Anche lo slogan delle presidenziali 2008 ha subìto l'ironia del web dopo il datagate

Data fobia. Dopo lo scandalo americano Prism sullo spionaggio dei dati, la paura di vivere in una sorta di Grande Fratello comincia a circolare in tutto il mondo. Inclusi gli angoli più remoti, come l’Australia. Terra di deserto, canguri e koala, ma a quanto pare anche di e-mail e telefonate accuratamente controllate dall’intelligence.

L’allarme lo lancia il Sydney Morning Herald, che l’11 giugno dà il buongiorno ai cittadini austrialiani con una notizia inquietante: la polizia federale australiana starebbe raccogliendo, da anni, dati telefonici e di internet dai cittadini, senza dover richiedere un mandato. Un archivio ormai cospicuo, visto che queste operazioni vengono fatte circa mille volte a settimana.

La storia è saltata fuori dopo che una commissione del senato australiano, di recente, ha cercato di andare più a fondo nella questione dell’accesso a dati di Facebook e Google. Il vice commissario della polizia federale, Michael Phelan, ha riferito alla commissione del Senato che, tra il 2012 e il 2013, sono state presentate 43.362 richieste di ‘metadati’ su telefonate e collegamenti internet dei cittadini australiani. Nelle informazioni rilasciate viene indicato tutto: numero di telefono chiamato, data, ora, durata. E non serve alcun mandato, ha sottolineato Phelan.

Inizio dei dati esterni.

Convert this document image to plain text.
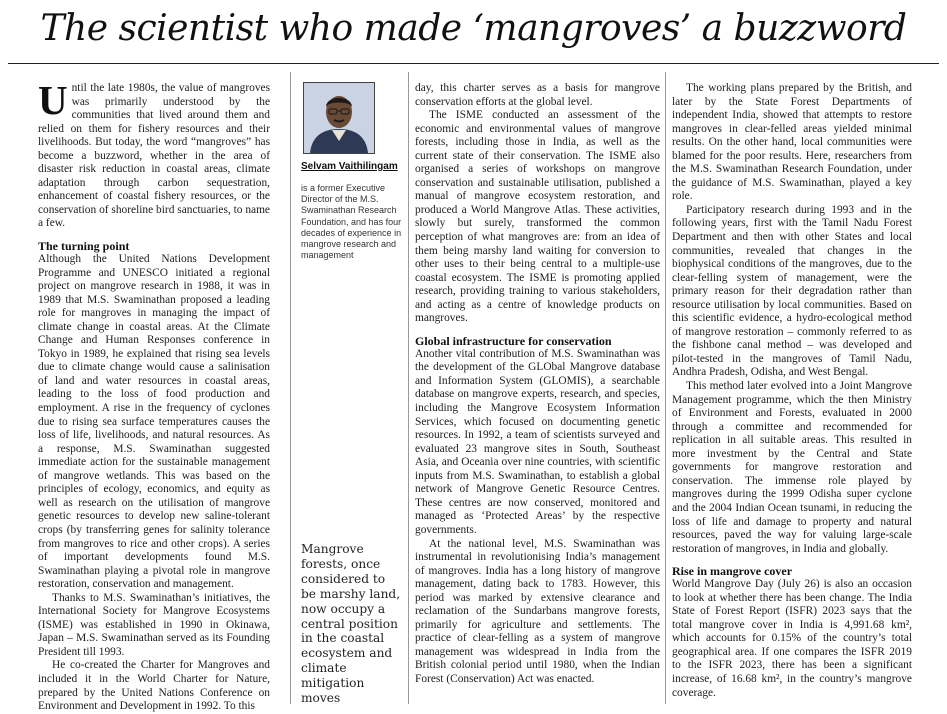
The scientist who made ‘mangroves’ a buzzword

Until the late 1980s, the value of mangroves was primarily understood by the communities that lived around them and relied on them for fishery resources and their livelihoods. But today, the word “mangroves” has become a buzzword, whether in the area of disaster risk reduction in coastal areas, climate adaptation through carbon sequestration, enhancement of coastal fishery resources, or the conservation of shoreline bird sanctuaries, to name a few.

The turning point

Although the United Nations Development Programme and UNESCO initiated a regional project on mangrove research in 1988, it was in 1989 that M.S. Swaminathan proposed a leading role for mangroves in managing the impact of climate change in coastal areas. At the Climate Change and Human Responses conference in Tokyo in 1989, he explained that rising sea levels due to climate change would cause a salinisation of land and water resources in coastal areas, leading to the loss of food production and employment. A rise in the frequency of cyclones due to rising sea surface temperatures causes the loss of life, livelihoods, and natural resources. As a response, M.S. Swaminathan suggested immediate action for the sustainable management of mangrove wetlands. This was based on the principles of ecology, economics, and equity as well as research on the utilisation of mangrove genetic resources to develop new saline-tolerant crops (by transferring genes for salinity tolerance from mangroves to rice and other crops). A series of important developments found M.S. Swaminathan playing a pivotal role in mangrove restoration, conservation and management.

Thanks to M.S. Swaminathan’s initiatives, the International Society for Mangrove Ecosystems (ISME) was established in 1990 in Okinawa, Japan – M.S. Swaminathan served as its Founding President till 1993.

He co-created the Charter for Mangroves and included it in the World Charter for Nature, prepared by the United Nations Conference on Environment and Development in 1992. To this

Selvam Vaithilingam
is a former Executive Director of the M.S. Swaminathan Research Foundation, and has four decades of experience in mangrove research and management
Mangrove forests, once considered to be marshy land, now occupy a central position in the coastal ecosystem and climate mitigation moves

day, this charter serves as a basis for mangrove conservation efforts at the global level.

The ISME conducted an assessment of the economic and environmental values of mangrove forests, including those in India, as well as the current state of their conservation. The ISME also organised a series of workshops on mangrove conservation and sustainable utilisation, published a manual of mangrove ecosystem restoration, and produced a World Mangrove Atlas. These activities, slowly but surely, transformed the common perception of what mangroves are: from an idea of them being marshy land waiting for conversion to other uses to their being central to a multiple-use coastal ecosystem. The ISME is promoting applied research, providing training to various stakeholders, and acting as a centre of knowledge products on mangroves.

Global infrastructure for conservation

Another vital contribution of M.S. Swaminathan was the development of the GLObal Mangrove database and Information System (GLOMIS), a searchable database on mangrove experts, research, and species, including the Mangrove Ecosystem Information Services, which focused on documenting genetic resources. In 1992, a team of scientists surveyed and evaluated 23 mangrove sites in South, Southeast Asia, and Oceania over nine countries, with scientific inputs from M.S. Swaminathan, to establish a global network of Mangrove Genetic Resource Centres. These centres are now conserved, monitored and managed as ‘Protected Areas’ by the respective governments.

At the national level, M.S. Swaminathan was instrumental in revolutionising India’s management of mangroves. India has a long history of mangrove management, dating back to 1783. However, this period was marked by extensive clearance and reclamation of the Sundarbans mangrove forests, primarily for agriculture and settlements. The practice of clear-felling as a system of mangrove management was widespread in India from the British colonial period until 1980, when the Indian Forest (Conservation) Act was enacted.

The working plans prepared by the British, and later by the State Forest Departments of independent India, showed that attempts to restore mangroves in clear-felled areas yielded minimal results. On the other hand, local communities were blamed for the poor results. Here, researchers from the M.S. Swaminathan Research Foundation, under the guidance of M.S. Swaminathan, played a key role.

Participatory research during 1993 and in the following years, first with the Tamil Nadu Forest Department and then with other States and local communities, revealed that changes in the biophysical conditions of the mangroves, due to the clear-felling system of management, were the primary reason for their degradation rather than resource utilisation by local communities. Based on this scientific evidence, a hydro-ecological method of mangrove restoration – commonly referred to as the fishbone canal method – was developed and pilot-tested in the mangroves of Tamil Nadu, Andhra Pradesh, Odisha, and West Bengal.

This method later evolved into a Joint Mangrove Management programme, which the then Ministry of Environment and Forests, evaluated in 2000 through a committee and recommended for replication in all suitable areas. This resulted in more investment by the Central and State governments for mangrove restoration and conservation. The immense role played by mangroves during the 1999 Odisha super cyclone and the 2004 Indian Ocean tsunami, in reducing the loss of life and damage to property and natural resources, paved the way for valuing large-scale restoration of mangroves, in India and globally.

Rise in mangrove cover

World Mangrove Day (July 26) is also an occasion to look at whether there has been change. The India State of Forest Report (ISFR) 2023 says that the total mangrove cover in India is 4,991.68 km², which accounts for 0.15% of the country’s total geographical area. If one compares the ISFR 2019 to the ISFR 2023, there has been a significant increase, of 16.68 km², in the country’s mangrove coverage.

La richiesta delle informazioni venivano dall’Australia ma anche, guarda caso, dagli USA, dove tutto è iniziato. A far esplodere le polemiche sul Prism, il programma dell’Agenzia della Sicurezza Nazionale americana (NSA), è stato un ragazzo di ventinove anni, senza diploma di scuola superiore, ma tanta abilità nei polpastrelli. Edward Snowden, tecnico informatico con domicilio alle Hawaii, a tre passi dalla spiaggia di Waipahu, ha lavorato per la Cia e negli ultimi quattro anni alla NSA. Guadagnava 200mila dollari l’anno, aveva una ragazza di nome Lindsay che di professione fa la ballerina. Ma Snowden non era molto sereno. Nel suo lavoro vedeva tanto, troppo: a metà maggio si mette in aspettativa, e contatta il Washington Post per pubblicare un dossier sull’attività della NSA e sui milioni di telefonate, e-mail e comunicazioni web scandagliate dai suoi analisti. Il Washington Post tergiversa, la giovane talpa manda tutto al Guardian, che pubblica la notizia e fa scoppiare lo scandalo Prism, gettando l’amministrazione Obama nell’imbarazzo.

«Il mio unico obiettivo è informare il pubblico di ciò che viene fatto in suo nome e quanto viene fatto contro di loro. Voglio che ci si concentri su questi documenti, non su di me, e che si apra un dibattito tra i cittadini di tutto il globo su quale genere di mondo vogliamo vivere», ha fatto sapere Snowden da Hong Kong, dove è in esilio volontario da metà maggio. Mezzo mondo si chiede, ora, quante telefonate, e-mail e cronologia internet siano finite negli archivi della polizia.